At the same time the biggest issue – rising unemployment – has been pushed to third place on Obama's priority list. He has been repeating Wall Street's mantra: Reviving Wall Street would revive the economy, which in turn would revive employment. And in just one year, Wall Street bounced from government bailout back to big bonuses. Yet the unemployment rate rose to 10 percent – even 17 percent if underemployment is included. Taxpayers whose money revived the Wall Street party are still looking for jobs. How could they not be angry? And so the Massachusetts election was an opportunity to vent.

Job One

Thus, Obama's new policy direction. Creating jobs is everything. Indeed, unless the administration can have a significant impact on employment soon, the Democrats could suffer a major defeat in November, even losing their majority in the House. That would be an unmitigated disaster for Obama. Facing a Republican majority in Congress, he would accomplish little. Thus, we expect Obama to make many employment-related policy decisions in coming months.
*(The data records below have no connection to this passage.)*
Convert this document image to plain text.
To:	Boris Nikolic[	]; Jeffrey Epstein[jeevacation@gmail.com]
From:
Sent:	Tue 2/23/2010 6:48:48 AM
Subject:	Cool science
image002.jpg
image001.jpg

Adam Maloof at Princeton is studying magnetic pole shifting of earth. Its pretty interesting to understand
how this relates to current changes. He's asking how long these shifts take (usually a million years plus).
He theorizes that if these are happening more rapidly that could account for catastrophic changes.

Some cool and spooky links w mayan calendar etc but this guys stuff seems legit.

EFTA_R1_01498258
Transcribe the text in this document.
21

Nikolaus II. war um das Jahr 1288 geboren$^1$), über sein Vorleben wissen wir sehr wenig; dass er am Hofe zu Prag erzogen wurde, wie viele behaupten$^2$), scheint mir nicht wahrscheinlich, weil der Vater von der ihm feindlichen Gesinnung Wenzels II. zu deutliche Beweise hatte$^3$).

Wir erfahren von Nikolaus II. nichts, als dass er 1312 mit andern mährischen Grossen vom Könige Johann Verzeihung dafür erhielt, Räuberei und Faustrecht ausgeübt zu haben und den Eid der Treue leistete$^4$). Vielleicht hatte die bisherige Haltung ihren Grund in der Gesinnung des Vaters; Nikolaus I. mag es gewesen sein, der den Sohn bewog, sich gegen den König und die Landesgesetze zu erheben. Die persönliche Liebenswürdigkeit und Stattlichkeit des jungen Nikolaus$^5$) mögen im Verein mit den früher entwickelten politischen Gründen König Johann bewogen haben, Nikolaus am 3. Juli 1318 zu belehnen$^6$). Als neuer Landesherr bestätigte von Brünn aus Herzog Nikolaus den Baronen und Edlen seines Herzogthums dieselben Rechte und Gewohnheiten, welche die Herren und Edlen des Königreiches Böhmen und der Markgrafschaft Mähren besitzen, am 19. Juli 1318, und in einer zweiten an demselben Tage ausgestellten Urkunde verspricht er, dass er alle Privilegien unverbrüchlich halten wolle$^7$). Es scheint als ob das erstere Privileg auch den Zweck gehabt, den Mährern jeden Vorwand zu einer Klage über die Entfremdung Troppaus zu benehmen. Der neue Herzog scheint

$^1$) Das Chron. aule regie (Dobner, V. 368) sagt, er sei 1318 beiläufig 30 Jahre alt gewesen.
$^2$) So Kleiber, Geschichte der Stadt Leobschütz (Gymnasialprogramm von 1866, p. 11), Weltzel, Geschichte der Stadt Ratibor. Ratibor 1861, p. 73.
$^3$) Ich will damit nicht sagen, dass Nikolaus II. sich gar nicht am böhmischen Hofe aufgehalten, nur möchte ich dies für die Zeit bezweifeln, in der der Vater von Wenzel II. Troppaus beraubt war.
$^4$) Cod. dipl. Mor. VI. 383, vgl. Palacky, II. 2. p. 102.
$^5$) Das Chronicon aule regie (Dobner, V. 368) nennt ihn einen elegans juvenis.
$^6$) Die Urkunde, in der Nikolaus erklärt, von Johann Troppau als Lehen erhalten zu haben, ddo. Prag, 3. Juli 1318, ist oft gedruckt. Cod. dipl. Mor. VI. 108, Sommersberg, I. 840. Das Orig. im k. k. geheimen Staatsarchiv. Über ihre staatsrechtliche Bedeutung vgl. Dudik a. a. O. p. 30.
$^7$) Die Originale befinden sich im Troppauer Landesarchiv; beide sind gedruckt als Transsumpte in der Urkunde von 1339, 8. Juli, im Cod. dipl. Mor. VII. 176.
His first decision was to offer a US$ 5,000 tax credit and cap the benefit at US$ 500,000 per employer, for a total cost estimated at US$ 33 billion. That's a small amount for a US$ 15 trillion economy, and it won't be enough to change political fortunes for the Democrats. Obama needs bigger, more substantive action soon.

Obama's dilemma is that Washington's political structure won't allow substantive measures. The Senate voting system implies the opposition must support whatever the ruling party wants. As the opposition has no interest in helping the ruling party succeed, it's only willing to support what it champions. Hence, the ruling party must adopt the opposition's agenda to get anything done.

The Clinton administration passed a few measures the Republicans championed. The Bush administration did the same for the Democrats. This means, overall, nothing radical can be accomplished. When the economy is cruising along, this sort of Washington gridlock works well. But when the economy is in trouble, the system means offers no meaningful solutions.

When the government's hands are tied, the Federal Reserve gets called upon to shoulder the economic burden. But its only tool is the currency printing press. This is why the Fed usually leans toward loose monetary policy, giving the U.S. economy an inflation bias. For the past two decades, low commodity prices and global labor surplus kept inflation low, so the inflationary consequence of the Fed's bias failed to surface. Now, both factors have reversed, which means inflation is coming soon, constraining the Fed's ability. Odds are that the Fed would be forced to raise interest rates soon, and by 2012 the Fed funds rate could top 5 pecent, despite a sluggish U.S. economy.